Which I do. I leave Łódź at 6:00 a.m., arrive in Centralna two hours later, wait in a very long queue, ask one more time about a ticket to Budapest, hear one more time, “nie ma.” Since it is not yet ten and I have the day to kill, I ask myself, “Trains stop in Warsaw East; maybe they sell tickets there.”
Warszawa Wschodnia it is. Ignoring signs posted at the International Trains window which read very clearly “No more tickets for any trains departing today to Berlin, Budapest, or Prague,” I wait in a short line and ask the clerk about tickets to Budapest. By way of answer, she merely points to the sign.
Returning to Centralna, I meet another American also headed for Budapest. We exchange tales, and the reply she received was slightly different from the one I got earlier this very morning at this very station.
She was told, “Perhaps. Come back after 12:00.”
By the time we arrive at the head of the line, that deadline has passed, and what do you think? The clerk has tickets to Budapest on tonight’s train.
“Do you have seats on the 5:00?” I ask.
“No, only 11:00.”
“Do you have two tickets for the 11:00 train?”
She does not.
“Could I trade this ticket and reservation on the 5:00 for one on the 11:00, and then buy one additional ticket for my wife?’
“I have only one seat on the 11:00 train,” the clerk says firmly.
“I will take that ticket, thank you very much,” I tell her, put down my $4. In three minutes I have my second round-trip ticket, with reservation.
“I have another ticket,” I tell Michelle on the phone, “but it’s on the 11:00. You come up here immediately, and we’ll talk to the conductor about letting me use my ticket for the 11:00 on the 5:00. Maybe we can work things out. If we can’t, we’ll travel separately and meet in Budapest.”
When the 5:00 pulls into Centralna, Michelle rushes to claim her seat and, after what I hope is not a kiss good-bye, I join the small knot of Poles negotiating with the conductor further back of the train. “Nie ma, nie ma, nie ma,” he keeps repeating. No room, no room, no room. I flash my American passport with two U.S. greenbacks inside. “Get aboard quickly,” he commands. I jump through the door just as the train pulls out.
With both Michelle and me aboard!
Hey, Shellsers, we have pulled this thing off! Michelle, honey, it’s me, your Davey, I am here with you! Shell, I’m coming! I start working my way up the train, one car to the next, to break the good news.
But the door between cars is locked. Worse, I encounter another conductor, who of course wants to see my ticket, which I show him, and my reservation, which I also show him, and of course it is for the 11:00.
“Your colleague said I could ride this train.”
“Nie, nie. You will have to get off at the next station, then wait a few hours until your train comes through. You get off in Częstochowa.”
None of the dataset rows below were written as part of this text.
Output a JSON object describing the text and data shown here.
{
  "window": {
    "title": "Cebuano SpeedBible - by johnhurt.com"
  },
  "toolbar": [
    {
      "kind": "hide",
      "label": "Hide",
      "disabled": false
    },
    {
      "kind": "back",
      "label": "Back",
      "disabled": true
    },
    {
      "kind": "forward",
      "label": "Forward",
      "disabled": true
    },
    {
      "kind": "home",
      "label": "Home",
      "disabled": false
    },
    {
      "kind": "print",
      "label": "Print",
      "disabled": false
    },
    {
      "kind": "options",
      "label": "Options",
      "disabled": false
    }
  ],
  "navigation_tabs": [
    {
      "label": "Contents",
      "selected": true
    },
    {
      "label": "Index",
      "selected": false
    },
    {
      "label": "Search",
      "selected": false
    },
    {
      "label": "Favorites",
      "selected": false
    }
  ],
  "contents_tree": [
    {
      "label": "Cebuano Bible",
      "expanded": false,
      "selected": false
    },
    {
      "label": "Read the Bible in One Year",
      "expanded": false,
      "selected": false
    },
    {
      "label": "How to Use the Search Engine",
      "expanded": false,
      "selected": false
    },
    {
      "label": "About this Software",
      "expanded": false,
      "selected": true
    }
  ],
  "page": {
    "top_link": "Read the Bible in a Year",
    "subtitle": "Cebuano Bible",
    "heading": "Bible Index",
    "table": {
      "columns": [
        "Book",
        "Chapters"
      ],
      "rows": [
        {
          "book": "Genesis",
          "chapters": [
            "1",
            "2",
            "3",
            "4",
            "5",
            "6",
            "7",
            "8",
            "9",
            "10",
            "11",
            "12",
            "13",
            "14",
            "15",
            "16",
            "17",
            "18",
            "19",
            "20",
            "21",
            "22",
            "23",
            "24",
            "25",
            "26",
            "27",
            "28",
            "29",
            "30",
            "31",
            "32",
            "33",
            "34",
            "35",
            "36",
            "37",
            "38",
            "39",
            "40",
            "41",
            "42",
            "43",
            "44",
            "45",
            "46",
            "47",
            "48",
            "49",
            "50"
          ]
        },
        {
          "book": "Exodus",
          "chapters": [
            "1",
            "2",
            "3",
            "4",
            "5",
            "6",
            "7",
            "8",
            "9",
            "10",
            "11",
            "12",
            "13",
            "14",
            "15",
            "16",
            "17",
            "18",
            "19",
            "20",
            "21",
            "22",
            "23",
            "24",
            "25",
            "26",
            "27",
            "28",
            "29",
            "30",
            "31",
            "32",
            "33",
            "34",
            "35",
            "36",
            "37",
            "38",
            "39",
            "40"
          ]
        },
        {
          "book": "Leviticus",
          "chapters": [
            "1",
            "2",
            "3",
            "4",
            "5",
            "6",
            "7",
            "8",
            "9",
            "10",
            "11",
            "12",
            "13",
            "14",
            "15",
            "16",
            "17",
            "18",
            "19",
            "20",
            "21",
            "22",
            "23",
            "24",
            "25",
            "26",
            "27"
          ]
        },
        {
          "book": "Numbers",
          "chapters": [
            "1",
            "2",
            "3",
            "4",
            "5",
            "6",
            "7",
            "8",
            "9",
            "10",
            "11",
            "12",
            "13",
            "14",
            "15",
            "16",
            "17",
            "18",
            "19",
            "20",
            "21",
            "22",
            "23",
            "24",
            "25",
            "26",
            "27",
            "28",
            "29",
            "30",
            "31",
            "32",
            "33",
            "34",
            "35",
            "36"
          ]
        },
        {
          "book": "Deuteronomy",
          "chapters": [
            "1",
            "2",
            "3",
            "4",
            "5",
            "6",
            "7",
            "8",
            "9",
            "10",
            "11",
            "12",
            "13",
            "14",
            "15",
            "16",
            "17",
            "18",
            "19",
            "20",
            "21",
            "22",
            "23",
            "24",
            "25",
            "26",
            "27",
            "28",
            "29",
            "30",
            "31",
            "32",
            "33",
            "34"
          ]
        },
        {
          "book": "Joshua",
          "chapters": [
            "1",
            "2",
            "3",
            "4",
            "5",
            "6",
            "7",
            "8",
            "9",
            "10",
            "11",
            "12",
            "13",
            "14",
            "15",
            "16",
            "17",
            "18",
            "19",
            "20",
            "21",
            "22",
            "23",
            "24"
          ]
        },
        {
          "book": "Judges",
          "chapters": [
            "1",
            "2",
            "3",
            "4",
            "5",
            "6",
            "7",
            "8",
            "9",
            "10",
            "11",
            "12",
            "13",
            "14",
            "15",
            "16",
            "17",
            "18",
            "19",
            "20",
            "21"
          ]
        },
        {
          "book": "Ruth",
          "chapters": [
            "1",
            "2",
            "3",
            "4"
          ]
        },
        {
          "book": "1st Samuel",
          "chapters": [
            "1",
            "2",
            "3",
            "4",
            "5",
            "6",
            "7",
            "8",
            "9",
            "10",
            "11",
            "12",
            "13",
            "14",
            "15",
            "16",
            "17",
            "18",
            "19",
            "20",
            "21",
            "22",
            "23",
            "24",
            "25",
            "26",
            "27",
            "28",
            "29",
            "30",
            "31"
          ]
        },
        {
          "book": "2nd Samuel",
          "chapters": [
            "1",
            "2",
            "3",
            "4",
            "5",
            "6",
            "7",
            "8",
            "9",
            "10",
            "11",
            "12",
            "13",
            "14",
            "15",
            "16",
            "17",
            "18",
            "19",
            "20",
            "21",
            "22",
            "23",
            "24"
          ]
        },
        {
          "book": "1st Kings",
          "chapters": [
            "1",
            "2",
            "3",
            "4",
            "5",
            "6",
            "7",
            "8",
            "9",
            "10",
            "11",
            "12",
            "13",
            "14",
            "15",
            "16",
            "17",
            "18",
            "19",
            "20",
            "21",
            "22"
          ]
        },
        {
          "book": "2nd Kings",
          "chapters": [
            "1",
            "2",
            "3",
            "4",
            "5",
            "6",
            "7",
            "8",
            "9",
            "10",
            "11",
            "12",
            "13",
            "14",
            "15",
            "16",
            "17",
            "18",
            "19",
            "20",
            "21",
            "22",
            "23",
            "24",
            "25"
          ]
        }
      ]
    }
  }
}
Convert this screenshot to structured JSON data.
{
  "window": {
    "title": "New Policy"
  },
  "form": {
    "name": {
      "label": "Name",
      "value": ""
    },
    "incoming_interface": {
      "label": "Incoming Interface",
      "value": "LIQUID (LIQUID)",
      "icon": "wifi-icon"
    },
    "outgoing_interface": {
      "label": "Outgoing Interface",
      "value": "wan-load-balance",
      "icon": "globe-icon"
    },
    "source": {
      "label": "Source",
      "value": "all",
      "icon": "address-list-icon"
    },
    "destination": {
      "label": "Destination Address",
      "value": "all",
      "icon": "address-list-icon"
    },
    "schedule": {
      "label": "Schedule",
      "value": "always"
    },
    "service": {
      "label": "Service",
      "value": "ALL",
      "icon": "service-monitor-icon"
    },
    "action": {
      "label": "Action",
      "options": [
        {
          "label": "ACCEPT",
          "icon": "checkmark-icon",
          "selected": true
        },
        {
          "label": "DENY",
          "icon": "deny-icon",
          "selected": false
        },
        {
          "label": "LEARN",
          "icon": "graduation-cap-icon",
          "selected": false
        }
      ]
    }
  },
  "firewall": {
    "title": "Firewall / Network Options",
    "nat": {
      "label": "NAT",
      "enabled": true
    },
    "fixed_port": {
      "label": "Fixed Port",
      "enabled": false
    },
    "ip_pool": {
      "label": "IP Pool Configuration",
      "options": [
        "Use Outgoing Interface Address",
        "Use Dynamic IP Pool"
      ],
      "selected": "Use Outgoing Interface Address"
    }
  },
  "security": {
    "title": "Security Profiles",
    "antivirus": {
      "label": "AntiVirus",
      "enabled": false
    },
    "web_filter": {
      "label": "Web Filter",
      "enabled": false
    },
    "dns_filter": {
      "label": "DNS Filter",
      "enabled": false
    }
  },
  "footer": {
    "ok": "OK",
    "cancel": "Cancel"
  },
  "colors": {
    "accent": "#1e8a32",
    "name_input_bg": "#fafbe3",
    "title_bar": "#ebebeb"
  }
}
Well, I am not getting off in Częstochowa, you can bet the mortgage to your house on that. I drop back a few cars on the speeding train, run into the first conductor. He is all smiles. “Come with me,” he indicates.
I follow him into an absolutely empty compartment, eight unoccupied second-class seats. I give him two dollars, he writes me a reservation ticket, smiles, wishes me a good journey. Four hours later at the Czech border, I finally make contact with Michelle, leading her back to my empty second-class compartment. By 10:30 we’re sprawled across the seats, snoozing peacefully.
By 6:30 the next morning, we are in Hungary. Together.